Davinci organizes risk assessment into four main dimensions, each ranging from 0 to 1. You can configure the specific categories and thresholds for each dimension to match your organization’s risk management standards.

Impact

Impact measures the severity of the consequences if a risk event were to occur. This can encompass technical performance, cost, schedule, or safety consequences.
  • Low values (near 0): Negligible or minor effect on objectives.
  • High values (near 1): Catastrophic failure or inability to meet critical objectives.

Probability

Probability represents the likelihood that the risk event will occur.
  • Low values (near 0): Extremely unlikely or rare.
  • High values (near 1): Almost certain to occur.

Detectability

Detectability measures the ease with which a risk or failure mode can be discovered or noticed before it results in a failure.
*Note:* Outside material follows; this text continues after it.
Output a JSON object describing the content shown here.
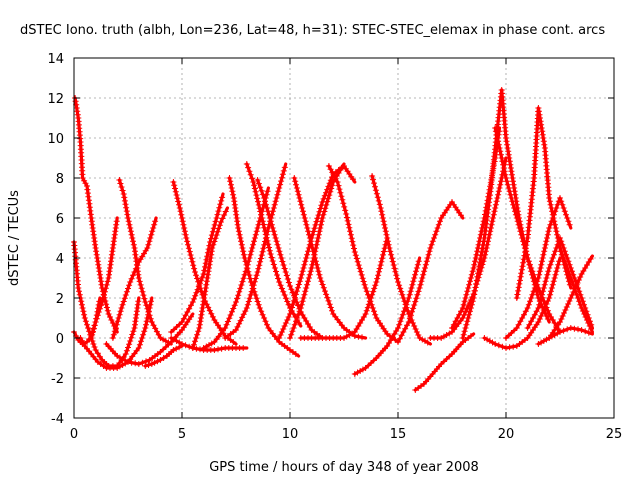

This is commonly used in Failure Mode and Effects Analysis (FMEA).
  • Low values: High likelihood of detection (the risk is obvious).
  • High values: Low likelihood of detection (the risk is hidden or hard to catch). (Note: In some methodologies, high detectability is “good” (low risk score), while in others a high score means “hard to detect” (high risk). Configure your color scales and descriptions to match your preferred convention.)

Criticality

Criticality is used to classify the overall urgency or importance of a risk. Criticality is calculated based on the Probability score and the Impact score for a given Risk object.

Configuring Categories

Each dimension is broken down into specific Categories. These categories partition the 0 to 1 continuous scale into discrete buckets (e.g., Low, Medium, High).

Range Logic

All risk dimensions operate on a normalized scale from 0 to 1.
  • Categories are defined by their Upper Bound.
  • The system automatically calculates the range for each category based on the upper bound of the category below it.
  • The last category always extends to 1.
Example Configuration: If you define two categories for Impact:
  1. Minor Risk: Set value to 0.1. This covers the range 0 ≤ x ≤ 0.1.
  2. Major Risk: This covers the range 0.1 < x ≤ 1.0. [This Category Value cannot be edited]

Category Properties

For each category within a dimension, you can define:
  • Name: The label displayed for this level of risk (e.g., “Moderate”, “Likely”).
  • Value: The numerical upper bound for this category.
  • Color: The color used to represent this risk level in charts, matrices, and the interface.
  • Description: A detailed explanation of what constitutes this level of risk.
There must be at least one category defined for each dimension type.

Usage

These settings are applied globally to all Risk Objects in the project. When users edit a Risk object, they will select from these defined categories or enter values that fall within these ranges, ensuring standardized reporting and analysis.